Congolese troops began a military offensive in Beni at the weekend against the Allied Democratic Forces (ADF), a Ugandan rebel armed group blamed for an attack that killed 15 United Nations peacekeepers last month.
The operation is part of a joint effort by Democratic Republic of the Congo and Uganda against the group after the suspected ADF attack on a base manned by Tanzanian peacekeeping troops.
That attack, which also killed five Congolese soldiers and wounded another 53 peacekeepers, came amid rising violence in the mineral-rich, ethnically volatile area.
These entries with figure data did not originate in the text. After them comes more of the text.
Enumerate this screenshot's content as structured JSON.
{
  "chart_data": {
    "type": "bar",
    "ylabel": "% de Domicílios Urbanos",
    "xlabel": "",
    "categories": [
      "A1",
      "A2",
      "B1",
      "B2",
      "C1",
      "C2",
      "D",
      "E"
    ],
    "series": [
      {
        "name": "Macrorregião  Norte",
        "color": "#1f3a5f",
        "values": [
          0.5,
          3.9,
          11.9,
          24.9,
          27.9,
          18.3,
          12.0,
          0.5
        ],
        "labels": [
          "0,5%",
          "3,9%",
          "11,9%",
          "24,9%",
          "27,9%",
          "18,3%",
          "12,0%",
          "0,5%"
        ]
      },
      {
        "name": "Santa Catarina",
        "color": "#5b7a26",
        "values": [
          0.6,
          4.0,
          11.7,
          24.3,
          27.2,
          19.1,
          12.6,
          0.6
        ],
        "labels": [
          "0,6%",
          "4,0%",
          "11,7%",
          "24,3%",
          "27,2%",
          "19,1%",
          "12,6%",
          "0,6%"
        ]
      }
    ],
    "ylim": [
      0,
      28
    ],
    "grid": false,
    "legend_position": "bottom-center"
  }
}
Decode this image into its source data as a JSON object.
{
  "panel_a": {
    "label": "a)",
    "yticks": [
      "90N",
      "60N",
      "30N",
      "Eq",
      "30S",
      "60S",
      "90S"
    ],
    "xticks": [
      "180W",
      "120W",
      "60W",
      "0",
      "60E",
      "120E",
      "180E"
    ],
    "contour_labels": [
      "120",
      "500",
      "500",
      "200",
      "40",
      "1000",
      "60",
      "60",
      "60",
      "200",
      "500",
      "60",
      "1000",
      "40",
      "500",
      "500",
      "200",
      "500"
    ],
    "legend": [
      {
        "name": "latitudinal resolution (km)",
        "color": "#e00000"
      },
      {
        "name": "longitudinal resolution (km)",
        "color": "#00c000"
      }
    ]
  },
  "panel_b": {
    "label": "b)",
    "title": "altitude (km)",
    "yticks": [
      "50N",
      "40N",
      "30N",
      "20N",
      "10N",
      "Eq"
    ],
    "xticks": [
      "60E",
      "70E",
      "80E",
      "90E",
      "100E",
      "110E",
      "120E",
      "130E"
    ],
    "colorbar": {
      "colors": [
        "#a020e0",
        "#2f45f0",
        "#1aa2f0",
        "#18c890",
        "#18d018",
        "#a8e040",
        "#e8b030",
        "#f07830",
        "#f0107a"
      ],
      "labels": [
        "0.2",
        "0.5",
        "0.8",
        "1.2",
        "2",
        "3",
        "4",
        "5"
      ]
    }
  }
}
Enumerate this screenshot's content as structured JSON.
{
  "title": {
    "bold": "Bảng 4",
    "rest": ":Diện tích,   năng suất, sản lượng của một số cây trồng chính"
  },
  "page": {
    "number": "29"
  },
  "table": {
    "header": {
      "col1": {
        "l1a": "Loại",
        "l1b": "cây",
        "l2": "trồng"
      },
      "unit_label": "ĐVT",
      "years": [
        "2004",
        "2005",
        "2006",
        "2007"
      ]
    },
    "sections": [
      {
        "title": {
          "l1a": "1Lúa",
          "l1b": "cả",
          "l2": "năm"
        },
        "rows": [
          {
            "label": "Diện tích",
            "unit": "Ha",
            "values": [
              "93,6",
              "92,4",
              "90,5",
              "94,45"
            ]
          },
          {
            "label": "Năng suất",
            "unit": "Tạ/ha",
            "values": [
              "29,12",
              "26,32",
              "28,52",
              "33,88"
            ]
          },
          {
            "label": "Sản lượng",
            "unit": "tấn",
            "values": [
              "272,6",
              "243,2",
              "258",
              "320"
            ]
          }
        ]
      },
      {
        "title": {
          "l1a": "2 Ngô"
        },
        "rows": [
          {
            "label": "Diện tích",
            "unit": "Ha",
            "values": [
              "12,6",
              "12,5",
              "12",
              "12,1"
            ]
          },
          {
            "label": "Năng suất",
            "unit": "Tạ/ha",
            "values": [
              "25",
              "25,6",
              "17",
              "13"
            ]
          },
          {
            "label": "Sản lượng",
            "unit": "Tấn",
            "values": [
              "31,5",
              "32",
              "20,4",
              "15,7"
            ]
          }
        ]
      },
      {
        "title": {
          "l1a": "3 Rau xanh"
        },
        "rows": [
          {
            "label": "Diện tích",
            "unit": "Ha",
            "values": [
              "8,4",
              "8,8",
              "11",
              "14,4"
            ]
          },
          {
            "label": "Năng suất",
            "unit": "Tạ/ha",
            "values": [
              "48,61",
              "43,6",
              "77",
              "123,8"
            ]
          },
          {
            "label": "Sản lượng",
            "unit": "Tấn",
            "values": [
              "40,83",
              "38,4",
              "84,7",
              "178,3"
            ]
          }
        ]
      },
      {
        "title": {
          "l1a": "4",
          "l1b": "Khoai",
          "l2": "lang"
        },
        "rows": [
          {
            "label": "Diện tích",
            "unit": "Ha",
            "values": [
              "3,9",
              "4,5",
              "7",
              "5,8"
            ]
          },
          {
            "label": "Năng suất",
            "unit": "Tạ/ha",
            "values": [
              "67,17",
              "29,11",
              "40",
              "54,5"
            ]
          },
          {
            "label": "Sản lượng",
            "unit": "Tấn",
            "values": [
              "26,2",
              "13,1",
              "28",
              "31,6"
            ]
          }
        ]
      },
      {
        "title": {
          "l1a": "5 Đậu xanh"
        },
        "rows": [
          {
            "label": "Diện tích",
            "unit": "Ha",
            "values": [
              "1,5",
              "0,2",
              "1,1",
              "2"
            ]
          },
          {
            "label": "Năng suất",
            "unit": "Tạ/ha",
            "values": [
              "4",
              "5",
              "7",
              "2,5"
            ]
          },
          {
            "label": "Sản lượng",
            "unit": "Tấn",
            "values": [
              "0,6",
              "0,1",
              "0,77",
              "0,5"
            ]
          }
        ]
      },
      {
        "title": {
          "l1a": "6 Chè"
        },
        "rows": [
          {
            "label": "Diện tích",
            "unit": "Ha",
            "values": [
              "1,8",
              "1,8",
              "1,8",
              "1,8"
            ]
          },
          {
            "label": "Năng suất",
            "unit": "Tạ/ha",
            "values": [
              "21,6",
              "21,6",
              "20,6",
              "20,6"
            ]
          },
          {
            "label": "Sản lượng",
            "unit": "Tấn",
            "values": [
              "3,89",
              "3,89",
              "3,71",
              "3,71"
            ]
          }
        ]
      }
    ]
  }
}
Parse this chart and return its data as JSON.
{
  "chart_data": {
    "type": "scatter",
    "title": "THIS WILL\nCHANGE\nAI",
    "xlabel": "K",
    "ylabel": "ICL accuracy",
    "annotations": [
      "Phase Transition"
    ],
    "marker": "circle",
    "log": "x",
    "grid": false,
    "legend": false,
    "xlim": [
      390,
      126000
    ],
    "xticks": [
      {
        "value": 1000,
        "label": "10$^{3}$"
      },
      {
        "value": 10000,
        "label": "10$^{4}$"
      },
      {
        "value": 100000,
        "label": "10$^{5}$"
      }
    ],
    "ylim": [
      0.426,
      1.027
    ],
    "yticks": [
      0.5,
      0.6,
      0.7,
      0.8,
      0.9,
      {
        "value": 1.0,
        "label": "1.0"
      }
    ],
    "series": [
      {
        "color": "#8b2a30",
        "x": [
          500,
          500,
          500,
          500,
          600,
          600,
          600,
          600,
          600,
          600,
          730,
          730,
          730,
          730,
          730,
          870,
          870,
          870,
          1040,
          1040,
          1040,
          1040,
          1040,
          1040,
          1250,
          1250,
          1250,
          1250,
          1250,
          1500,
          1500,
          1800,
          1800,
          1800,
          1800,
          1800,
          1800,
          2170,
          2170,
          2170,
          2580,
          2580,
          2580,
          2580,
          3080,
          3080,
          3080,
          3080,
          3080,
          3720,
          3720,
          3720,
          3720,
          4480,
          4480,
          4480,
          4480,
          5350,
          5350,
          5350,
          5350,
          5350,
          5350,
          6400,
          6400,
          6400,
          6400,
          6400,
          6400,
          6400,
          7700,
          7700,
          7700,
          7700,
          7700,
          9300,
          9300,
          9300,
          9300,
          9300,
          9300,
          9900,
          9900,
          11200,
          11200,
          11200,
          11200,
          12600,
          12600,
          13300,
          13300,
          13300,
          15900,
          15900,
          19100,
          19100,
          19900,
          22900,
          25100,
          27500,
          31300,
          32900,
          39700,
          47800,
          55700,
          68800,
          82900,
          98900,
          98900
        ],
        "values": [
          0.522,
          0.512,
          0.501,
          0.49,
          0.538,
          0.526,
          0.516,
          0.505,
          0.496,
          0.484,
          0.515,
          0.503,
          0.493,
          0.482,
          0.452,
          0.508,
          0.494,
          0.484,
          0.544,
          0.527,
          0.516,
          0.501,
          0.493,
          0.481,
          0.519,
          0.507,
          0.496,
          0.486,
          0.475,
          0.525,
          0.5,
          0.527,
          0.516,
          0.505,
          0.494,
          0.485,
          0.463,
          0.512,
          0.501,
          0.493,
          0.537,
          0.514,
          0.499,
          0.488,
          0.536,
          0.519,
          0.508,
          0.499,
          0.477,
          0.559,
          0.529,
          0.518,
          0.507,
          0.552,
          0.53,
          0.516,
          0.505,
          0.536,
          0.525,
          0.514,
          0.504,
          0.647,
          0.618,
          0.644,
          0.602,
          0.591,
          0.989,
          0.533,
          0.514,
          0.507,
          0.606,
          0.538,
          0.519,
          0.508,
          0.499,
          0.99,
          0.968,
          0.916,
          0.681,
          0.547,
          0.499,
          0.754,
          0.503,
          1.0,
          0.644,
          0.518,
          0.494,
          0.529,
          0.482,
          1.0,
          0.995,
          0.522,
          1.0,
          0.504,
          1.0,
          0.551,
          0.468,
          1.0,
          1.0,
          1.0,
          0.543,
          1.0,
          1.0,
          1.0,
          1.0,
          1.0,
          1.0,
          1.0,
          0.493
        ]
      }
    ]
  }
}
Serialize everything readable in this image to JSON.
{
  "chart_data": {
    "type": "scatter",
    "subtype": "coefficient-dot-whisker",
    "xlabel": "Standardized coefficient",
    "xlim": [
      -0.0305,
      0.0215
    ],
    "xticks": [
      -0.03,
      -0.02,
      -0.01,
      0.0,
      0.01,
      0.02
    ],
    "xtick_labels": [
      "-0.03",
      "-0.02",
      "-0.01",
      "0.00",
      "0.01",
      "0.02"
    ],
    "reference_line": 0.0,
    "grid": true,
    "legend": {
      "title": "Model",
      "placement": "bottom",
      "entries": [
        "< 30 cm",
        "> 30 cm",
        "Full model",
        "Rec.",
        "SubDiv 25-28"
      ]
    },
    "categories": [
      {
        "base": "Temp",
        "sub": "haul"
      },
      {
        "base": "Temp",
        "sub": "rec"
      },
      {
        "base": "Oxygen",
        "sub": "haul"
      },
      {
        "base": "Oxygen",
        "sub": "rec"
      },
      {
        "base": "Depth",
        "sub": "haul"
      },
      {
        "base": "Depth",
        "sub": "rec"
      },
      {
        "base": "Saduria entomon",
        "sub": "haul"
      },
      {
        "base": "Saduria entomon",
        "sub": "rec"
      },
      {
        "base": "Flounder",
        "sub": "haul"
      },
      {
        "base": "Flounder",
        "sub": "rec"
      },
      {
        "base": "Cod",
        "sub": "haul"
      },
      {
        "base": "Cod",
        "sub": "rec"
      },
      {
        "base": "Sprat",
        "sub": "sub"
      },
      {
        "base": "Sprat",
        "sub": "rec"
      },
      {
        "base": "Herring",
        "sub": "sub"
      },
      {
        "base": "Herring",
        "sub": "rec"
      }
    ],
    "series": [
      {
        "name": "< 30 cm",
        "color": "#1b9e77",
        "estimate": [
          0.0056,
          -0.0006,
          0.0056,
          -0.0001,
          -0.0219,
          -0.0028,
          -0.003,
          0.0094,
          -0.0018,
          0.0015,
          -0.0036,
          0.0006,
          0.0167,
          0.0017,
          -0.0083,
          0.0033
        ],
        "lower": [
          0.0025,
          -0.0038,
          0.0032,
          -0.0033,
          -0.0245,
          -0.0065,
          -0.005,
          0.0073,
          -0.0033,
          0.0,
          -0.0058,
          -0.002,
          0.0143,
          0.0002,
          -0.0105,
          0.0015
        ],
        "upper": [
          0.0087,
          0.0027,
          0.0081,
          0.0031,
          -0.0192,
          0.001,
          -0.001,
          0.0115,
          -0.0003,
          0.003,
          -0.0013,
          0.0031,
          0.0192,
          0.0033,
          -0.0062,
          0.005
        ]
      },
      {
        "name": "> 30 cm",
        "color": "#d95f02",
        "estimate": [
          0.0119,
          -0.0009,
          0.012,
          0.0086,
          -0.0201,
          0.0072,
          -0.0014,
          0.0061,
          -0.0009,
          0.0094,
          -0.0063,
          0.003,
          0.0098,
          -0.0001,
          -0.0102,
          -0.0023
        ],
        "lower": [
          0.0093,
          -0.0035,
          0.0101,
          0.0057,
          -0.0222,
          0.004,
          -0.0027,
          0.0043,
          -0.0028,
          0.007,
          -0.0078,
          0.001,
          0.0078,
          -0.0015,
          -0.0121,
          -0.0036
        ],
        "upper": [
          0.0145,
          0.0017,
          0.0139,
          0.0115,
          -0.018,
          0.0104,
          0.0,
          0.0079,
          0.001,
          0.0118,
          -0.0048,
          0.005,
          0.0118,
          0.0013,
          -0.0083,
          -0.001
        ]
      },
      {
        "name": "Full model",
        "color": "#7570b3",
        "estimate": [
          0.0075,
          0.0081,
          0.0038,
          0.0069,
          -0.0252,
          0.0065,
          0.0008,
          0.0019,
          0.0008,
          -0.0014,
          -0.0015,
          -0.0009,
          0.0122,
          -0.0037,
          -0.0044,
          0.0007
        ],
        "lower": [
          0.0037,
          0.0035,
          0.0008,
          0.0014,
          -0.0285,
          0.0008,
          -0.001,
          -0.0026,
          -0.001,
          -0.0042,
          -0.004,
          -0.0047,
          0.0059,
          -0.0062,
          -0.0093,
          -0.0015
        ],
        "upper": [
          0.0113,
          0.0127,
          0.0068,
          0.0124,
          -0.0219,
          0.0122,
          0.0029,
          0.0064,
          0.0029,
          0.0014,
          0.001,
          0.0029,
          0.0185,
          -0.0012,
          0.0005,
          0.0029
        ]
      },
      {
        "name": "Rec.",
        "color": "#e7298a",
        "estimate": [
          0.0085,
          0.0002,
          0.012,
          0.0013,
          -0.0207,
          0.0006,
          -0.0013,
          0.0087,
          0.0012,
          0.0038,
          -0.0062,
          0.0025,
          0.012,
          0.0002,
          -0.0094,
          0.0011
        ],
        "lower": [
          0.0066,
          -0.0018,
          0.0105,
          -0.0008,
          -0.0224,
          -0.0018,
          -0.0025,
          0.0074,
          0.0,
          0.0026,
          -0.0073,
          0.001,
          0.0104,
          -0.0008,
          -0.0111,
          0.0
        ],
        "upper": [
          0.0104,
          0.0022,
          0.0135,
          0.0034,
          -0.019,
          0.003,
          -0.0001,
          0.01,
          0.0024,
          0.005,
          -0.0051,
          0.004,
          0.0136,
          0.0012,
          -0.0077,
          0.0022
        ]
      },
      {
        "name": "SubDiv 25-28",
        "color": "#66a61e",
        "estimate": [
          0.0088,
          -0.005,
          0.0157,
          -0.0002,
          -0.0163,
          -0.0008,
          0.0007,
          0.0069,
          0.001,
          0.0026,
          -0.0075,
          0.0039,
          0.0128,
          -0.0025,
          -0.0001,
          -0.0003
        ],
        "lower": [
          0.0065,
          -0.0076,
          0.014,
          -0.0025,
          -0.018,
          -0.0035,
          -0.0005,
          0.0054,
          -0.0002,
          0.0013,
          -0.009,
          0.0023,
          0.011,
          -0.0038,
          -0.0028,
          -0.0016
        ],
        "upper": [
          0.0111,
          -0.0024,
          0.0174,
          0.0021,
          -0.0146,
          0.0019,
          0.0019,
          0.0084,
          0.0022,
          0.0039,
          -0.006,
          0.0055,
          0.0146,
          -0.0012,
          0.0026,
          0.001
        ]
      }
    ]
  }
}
“We have launched a general offensive against the ADF phenomena,” General Marcel Mbangu, commander in charge of Congo’s North Kivu province, told a news conference.
“This is, for us, the final offensive. We will fight them until the end, until we have secured our territory,” he added.
Residents reported gunfire and explosions in Beni on Saturday.
Rival militia groups control parts of eastern Congo long after the official end of a 1998-2003 war in which millions of people died, mostly from hunger and disease.
A surge in militia violence across the country, which followed President Joseph Kabila’s refusal to step down when his mandate expired just over a year ago, raised fears Congo could slide into all-out war again.
The Islamist ADF has long been active along the Congo-Uganda border and has been blamed for many massacres. Last month Uganda launched air strikes and artillery attacks on ADF positions in its territory.